Inequality Creates Spontaneous Benefits
Friedrich A. Hayek (1960), in fact, emphatically holds that “progress cannot be planned” (p. 41). This is largely due to Hayek’s overall philosophy that man is constantly confounded by a knowledge problem that limits the range and effectiveness of anything that he designs. The only solution to the knowledge problem is an allowance for the work of spontaneous order. The question of luxury is no exception.
When inequality is permitted to exist in its natural form, as the result of directing income according to market-value rather than government convention, the results will eventually benefit everyone – even if not obviously or immediately. This is due to the fact that luxury items are first held by the few but are then seen by many who observe and envy (Hayek, 1960, p. 45). Thus, others begin to demand the good held only by a few.
With this heightened demand, more producers learn to create the luxury item and it slowly becomes available to more and more people of less and less income. Eventually, after manufacturers have found simpler and less expensive ways to quickly create the coveted good, supply and demand meet to determine a price that is much more accessible to the masses. Such an impersonal market force has allowed for unprecedented improvements in the last few centuries. A continually unfettered market will, in turn, produce untold advantages for the current and coming standards of living for a great majority.
The Man of Independent Means
There is, however, another societal role that can only be played by the idle rich. Hayek (1960) describes the “man of independent means” as one capable of preserving the fine arts, education and research, history, and novel ideas in the fields of politics, morals, and religion (p. 125). His wealth renders him a credible platform from which he can properly influence the majority view. Also, by financially supporting religious causes, philosophies, and programs, the man of independent means is able to directly subsidize the fruition of his convictions.

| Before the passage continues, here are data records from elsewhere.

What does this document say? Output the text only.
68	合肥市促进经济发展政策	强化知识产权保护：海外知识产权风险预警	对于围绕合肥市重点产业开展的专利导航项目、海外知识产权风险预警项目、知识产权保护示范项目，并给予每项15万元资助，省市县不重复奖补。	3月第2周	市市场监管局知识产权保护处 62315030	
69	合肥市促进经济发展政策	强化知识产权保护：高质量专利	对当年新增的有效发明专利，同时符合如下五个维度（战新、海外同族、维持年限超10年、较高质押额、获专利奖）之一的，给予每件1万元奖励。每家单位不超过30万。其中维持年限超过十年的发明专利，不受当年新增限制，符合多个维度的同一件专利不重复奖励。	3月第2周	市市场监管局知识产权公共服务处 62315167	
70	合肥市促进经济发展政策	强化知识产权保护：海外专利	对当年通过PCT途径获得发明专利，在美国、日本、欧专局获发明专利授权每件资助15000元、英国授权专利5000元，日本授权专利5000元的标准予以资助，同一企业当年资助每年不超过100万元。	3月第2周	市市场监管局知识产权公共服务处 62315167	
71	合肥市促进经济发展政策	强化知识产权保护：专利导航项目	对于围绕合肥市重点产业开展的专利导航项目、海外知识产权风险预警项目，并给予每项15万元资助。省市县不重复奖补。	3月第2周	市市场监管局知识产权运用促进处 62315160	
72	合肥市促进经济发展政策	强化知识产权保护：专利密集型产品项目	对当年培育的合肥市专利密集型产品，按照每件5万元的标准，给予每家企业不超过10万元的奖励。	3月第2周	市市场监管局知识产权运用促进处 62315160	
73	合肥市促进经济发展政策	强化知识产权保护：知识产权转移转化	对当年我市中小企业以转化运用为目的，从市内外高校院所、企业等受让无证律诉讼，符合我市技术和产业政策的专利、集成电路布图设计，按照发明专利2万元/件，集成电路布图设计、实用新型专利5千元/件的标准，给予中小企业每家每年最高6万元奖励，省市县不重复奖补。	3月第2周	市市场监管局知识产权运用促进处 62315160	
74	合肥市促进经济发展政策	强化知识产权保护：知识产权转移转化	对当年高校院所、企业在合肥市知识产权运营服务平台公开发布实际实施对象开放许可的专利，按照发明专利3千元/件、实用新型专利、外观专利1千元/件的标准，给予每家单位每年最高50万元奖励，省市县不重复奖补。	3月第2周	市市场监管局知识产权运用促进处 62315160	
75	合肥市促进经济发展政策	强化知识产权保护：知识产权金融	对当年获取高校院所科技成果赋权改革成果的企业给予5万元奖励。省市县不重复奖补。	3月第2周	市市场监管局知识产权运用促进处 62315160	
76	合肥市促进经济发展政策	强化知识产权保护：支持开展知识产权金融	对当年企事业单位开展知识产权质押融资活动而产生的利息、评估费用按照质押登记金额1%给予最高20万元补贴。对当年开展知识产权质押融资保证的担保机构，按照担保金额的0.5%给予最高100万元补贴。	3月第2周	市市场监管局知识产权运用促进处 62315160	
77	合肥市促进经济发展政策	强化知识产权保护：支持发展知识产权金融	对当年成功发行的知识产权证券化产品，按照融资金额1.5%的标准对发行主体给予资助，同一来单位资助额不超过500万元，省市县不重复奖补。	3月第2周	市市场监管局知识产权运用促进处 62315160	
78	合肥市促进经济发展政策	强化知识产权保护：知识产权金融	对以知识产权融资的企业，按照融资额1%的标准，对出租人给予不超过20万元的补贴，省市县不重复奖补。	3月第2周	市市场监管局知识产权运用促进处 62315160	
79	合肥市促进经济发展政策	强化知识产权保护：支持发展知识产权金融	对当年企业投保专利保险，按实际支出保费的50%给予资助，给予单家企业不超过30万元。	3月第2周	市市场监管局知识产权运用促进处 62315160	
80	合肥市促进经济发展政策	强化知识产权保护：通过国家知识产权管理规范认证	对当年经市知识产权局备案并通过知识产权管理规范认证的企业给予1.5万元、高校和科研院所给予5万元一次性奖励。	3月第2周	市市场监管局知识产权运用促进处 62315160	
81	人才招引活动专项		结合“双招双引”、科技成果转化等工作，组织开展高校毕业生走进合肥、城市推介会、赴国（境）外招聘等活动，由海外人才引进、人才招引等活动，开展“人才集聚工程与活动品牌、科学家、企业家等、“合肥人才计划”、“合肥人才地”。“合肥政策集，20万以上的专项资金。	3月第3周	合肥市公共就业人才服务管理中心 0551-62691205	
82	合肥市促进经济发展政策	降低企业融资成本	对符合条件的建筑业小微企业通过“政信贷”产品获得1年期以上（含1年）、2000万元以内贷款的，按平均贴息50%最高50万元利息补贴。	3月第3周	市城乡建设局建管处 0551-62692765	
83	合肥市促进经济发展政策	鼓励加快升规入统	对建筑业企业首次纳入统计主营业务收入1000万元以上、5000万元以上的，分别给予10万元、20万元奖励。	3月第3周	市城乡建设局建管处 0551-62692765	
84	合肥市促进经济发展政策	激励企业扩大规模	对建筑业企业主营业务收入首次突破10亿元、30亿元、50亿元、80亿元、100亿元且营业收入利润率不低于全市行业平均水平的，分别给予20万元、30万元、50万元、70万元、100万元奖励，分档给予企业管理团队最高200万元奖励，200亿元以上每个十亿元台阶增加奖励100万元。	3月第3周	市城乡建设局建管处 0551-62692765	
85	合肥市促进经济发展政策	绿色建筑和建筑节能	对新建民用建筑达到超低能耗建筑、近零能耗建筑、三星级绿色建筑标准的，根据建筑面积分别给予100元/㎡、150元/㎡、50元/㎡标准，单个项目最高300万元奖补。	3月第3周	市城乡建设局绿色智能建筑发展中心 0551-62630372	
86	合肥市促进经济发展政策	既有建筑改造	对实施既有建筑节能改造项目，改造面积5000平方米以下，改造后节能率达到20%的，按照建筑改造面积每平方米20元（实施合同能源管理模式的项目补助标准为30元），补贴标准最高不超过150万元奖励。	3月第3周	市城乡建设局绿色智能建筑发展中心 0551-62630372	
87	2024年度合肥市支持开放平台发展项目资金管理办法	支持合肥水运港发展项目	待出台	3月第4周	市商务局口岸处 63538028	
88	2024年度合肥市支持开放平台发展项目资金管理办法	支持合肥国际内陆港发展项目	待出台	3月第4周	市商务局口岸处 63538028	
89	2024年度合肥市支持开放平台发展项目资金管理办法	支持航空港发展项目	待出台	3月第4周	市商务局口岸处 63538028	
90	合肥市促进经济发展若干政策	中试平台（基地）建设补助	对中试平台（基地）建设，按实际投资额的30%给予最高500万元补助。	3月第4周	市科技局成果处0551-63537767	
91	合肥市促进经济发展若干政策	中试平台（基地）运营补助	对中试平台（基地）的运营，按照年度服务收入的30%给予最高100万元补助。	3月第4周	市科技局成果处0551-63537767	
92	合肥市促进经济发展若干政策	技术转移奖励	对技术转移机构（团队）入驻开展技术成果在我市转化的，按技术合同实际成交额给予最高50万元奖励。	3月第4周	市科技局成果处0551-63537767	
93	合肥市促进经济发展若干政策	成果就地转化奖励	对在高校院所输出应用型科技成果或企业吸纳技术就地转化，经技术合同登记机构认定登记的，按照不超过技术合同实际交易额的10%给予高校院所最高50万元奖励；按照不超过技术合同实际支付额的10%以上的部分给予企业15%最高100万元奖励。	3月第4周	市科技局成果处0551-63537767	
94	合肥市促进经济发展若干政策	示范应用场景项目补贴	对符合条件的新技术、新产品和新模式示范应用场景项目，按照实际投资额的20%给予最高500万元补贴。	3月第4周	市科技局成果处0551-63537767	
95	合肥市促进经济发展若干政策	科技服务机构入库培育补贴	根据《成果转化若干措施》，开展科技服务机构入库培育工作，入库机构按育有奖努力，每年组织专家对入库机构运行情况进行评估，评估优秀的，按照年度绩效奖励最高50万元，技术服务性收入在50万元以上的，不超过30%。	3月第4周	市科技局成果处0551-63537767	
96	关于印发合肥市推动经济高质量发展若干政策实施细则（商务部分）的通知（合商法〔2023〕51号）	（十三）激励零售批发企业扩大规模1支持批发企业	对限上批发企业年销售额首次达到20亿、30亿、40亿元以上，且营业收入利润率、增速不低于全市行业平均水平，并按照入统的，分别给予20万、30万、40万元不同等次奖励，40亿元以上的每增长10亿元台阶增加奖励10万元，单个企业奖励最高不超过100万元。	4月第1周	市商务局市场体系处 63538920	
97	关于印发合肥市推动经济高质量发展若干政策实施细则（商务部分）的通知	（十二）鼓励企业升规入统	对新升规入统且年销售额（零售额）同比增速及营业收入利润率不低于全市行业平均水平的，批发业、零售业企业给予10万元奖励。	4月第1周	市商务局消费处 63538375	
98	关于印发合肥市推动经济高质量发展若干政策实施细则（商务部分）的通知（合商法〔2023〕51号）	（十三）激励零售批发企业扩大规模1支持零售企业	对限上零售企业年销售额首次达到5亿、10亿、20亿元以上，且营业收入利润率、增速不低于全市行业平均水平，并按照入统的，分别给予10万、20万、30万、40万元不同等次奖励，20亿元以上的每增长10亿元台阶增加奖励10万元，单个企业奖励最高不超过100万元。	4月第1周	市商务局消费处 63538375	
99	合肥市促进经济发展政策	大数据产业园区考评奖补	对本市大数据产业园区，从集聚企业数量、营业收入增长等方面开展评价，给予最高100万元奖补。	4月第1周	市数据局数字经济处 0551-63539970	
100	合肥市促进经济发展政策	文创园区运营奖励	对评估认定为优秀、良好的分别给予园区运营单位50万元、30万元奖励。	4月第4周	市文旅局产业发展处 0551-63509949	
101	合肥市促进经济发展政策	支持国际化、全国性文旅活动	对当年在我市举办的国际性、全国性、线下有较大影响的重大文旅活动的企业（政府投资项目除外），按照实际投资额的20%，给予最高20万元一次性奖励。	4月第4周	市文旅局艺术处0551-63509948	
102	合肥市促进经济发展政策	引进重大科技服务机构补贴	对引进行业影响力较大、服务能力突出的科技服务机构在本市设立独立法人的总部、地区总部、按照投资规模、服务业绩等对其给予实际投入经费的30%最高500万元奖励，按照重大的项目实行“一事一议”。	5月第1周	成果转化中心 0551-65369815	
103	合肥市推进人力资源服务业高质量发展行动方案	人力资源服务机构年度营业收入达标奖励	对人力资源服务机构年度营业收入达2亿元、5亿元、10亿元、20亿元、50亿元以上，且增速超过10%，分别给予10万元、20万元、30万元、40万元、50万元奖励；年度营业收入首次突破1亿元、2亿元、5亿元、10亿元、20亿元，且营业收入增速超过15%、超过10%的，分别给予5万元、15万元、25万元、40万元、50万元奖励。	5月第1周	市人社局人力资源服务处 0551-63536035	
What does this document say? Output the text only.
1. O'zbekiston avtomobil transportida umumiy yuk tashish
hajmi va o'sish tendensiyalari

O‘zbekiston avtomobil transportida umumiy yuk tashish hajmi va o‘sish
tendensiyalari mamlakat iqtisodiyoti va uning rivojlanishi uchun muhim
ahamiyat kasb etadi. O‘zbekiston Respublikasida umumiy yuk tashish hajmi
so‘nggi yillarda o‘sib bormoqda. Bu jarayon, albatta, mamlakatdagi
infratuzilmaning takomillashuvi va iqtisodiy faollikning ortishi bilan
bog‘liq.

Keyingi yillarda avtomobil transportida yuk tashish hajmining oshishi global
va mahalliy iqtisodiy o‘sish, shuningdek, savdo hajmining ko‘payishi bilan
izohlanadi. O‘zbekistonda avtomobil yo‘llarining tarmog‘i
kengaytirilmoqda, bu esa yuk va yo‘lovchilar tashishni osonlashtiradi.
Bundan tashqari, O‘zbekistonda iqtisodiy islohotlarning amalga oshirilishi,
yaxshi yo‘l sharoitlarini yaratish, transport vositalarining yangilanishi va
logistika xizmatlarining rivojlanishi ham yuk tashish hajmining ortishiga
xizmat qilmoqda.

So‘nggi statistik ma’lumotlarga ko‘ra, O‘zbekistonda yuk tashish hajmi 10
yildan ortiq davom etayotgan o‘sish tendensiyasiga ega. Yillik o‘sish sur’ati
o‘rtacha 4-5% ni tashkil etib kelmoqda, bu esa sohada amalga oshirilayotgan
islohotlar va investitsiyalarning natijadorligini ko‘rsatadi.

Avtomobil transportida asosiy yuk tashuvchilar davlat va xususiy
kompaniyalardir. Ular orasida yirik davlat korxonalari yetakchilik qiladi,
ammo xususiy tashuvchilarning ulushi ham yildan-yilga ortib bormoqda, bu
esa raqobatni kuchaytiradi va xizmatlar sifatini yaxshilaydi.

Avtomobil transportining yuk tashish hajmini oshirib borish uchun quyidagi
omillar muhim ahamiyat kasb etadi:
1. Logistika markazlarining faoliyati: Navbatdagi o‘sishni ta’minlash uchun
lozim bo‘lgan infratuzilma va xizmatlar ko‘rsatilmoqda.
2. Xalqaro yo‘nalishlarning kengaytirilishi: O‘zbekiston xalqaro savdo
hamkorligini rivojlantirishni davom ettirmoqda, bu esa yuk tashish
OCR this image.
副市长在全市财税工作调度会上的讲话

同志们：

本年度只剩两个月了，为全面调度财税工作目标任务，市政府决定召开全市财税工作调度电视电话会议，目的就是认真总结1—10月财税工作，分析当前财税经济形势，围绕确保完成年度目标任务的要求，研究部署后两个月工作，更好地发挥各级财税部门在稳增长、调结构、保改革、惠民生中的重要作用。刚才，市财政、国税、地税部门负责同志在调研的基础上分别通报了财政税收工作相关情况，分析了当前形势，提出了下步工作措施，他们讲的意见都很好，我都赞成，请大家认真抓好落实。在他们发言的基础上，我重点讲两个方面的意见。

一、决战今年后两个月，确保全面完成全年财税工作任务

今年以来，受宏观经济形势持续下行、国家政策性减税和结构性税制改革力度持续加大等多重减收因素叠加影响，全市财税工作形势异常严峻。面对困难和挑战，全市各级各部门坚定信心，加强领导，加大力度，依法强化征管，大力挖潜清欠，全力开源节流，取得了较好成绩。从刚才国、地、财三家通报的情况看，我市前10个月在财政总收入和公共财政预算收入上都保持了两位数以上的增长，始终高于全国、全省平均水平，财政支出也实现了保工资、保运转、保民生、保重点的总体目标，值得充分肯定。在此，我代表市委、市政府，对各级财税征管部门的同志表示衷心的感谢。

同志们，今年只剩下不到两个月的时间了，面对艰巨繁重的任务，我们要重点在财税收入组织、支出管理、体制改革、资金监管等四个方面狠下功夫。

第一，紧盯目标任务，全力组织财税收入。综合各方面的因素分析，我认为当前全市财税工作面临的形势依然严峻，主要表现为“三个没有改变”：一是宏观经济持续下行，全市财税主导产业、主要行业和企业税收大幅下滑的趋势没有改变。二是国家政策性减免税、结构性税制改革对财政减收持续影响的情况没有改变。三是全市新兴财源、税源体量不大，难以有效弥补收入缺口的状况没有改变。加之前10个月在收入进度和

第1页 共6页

Furthermore, the man of independent means can directly use his resources for other forms of philanthropy. For instance, history demonstrates that majorities are inadequate in the pursuit of preserving the arts because most people lack the resources and incentives to invest heavily in anything that benefits society and preserves beauty for an audience broader than themselves (Hayek, 1960, p. 126). The idle rich, however, have the resources, and often the tastes, necessary to invest in museums, universities, historical sites, libraries, hospitals, and other such philanthropic endeavors that serve society. One merely has to consider the various public buildings bearing the name “Carnegie” for proof of the benefits of such philanthropy.
All of this in mind, one can properly respond to the critic of the manor on the hill. That manor once lacked plumbing, electricity, electric heat, telephone wires, television, internet, and a vast array of other luxuries not heard of two centuries ago. Now, however, the critic of luxury likely revels in these conveniences without casting stones or passing judgment. That same individual has likely strolled through a museum or received medical care that truly originated from the generosity of a selfish man and his “immoral” proportion of wealth.
Then, in truth, we benefit today from the extravagances of yesterday. If government can resist the shallow temptation to redistribute wealth for the immediate catharsis of easy justice, the extravagances of today will turn into the necessities of tomorrow. Such improvements will not yield perfection on earth, but they will certainly serve to make life more convenient for those in the valley.
Hayek, Friedrich A. (1960). The Constitution of Liberty. The University of Chicago Press: Chicago.
Mises, Ludwig Von. (1985). Liberalism. The Foundation for Economic Education, Inc: Irvington, New York.